I have a problem which I seem to be solving incorrectly. Here it goes.
John would like to send 8 different pictures to his girlfriend in 5 equal envelopes. In how many many ways can he send them given that each envelope must have at least one picture?
The solution I came with comes from the rationale that the 8 pictures can be sent into three major different ways:
1. Four pictures in one envelope and one picture in each of the remainder (4 + 1 + 1 + 1 + 1)
- In this case, we would have ${8}\choose{4}$.
2. Three pictures in one envelope, two pictures in another and one picture each of the remainder (3 + 2 + 1 + 1 + 1)
- In this case, we would have ${8}\choose{3}$ $\times$ ${5}\choose{2}$.
3. Two pictures in three of the envelopes and one picture in each of the remainder (2 + 2 + 2 + 1 + 1)
- In this case, we would have ${8}\choose{2}$ $\times$ ${6}\choose{2}$ $\times$ ${4}\choose{2}$.
Overall, we would have ${8}\choose{4}$ $+$ ${8}\choose{3}$ $\times$ ${5}\choose{2}$ $+$ ${8}\choose{2}$ $\times$ ${6}\choose{2}$ $\times$ ${4}\choose{2}$ $= 3150$
However, the answer seems to be $1050$. How come? What is wrong in this rationale?
Can you please help? Thank you very much.

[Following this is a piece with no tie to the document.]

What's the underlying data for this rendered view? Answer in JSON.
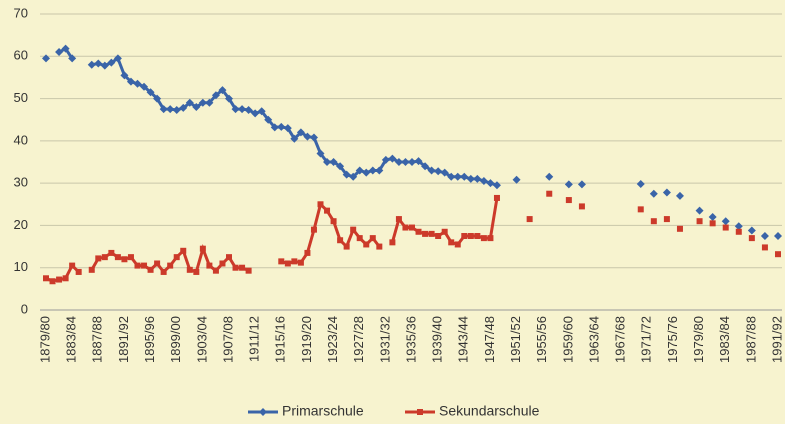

All the best.
If you wish to avoid a "division by symmetry" argument like the one that @Joffan uses in his answer, you may instead count the number of outcomes in case 3 in the following way:
Temporarily assume that the pictures have a particular order (e.g. when they were taken).
First, pick what six pictures are used for the envelopes that receive two pictures each. This can be done in $\binom{8}{6}$ ways.
Next, take the "smallest" (as per the order we discussed earlier, e.g. newest) picture and pick which of the remaining five of the designated pictures will be placed in the same envelope as it. Then, take the smallest of those remaining and pick what picture goes with that. Finally, the remaining two pictures will go into their own envelope together.
This gives a total of $\binom{8}{6}\cdot 5\cdot 3$ outcomes in this case (which happens to agree with Joffan's answer of $\binom{8}{2}\cdot\binom{6}{2}\cdot\binom{4}{2}\cdot \frac{1}{6}$)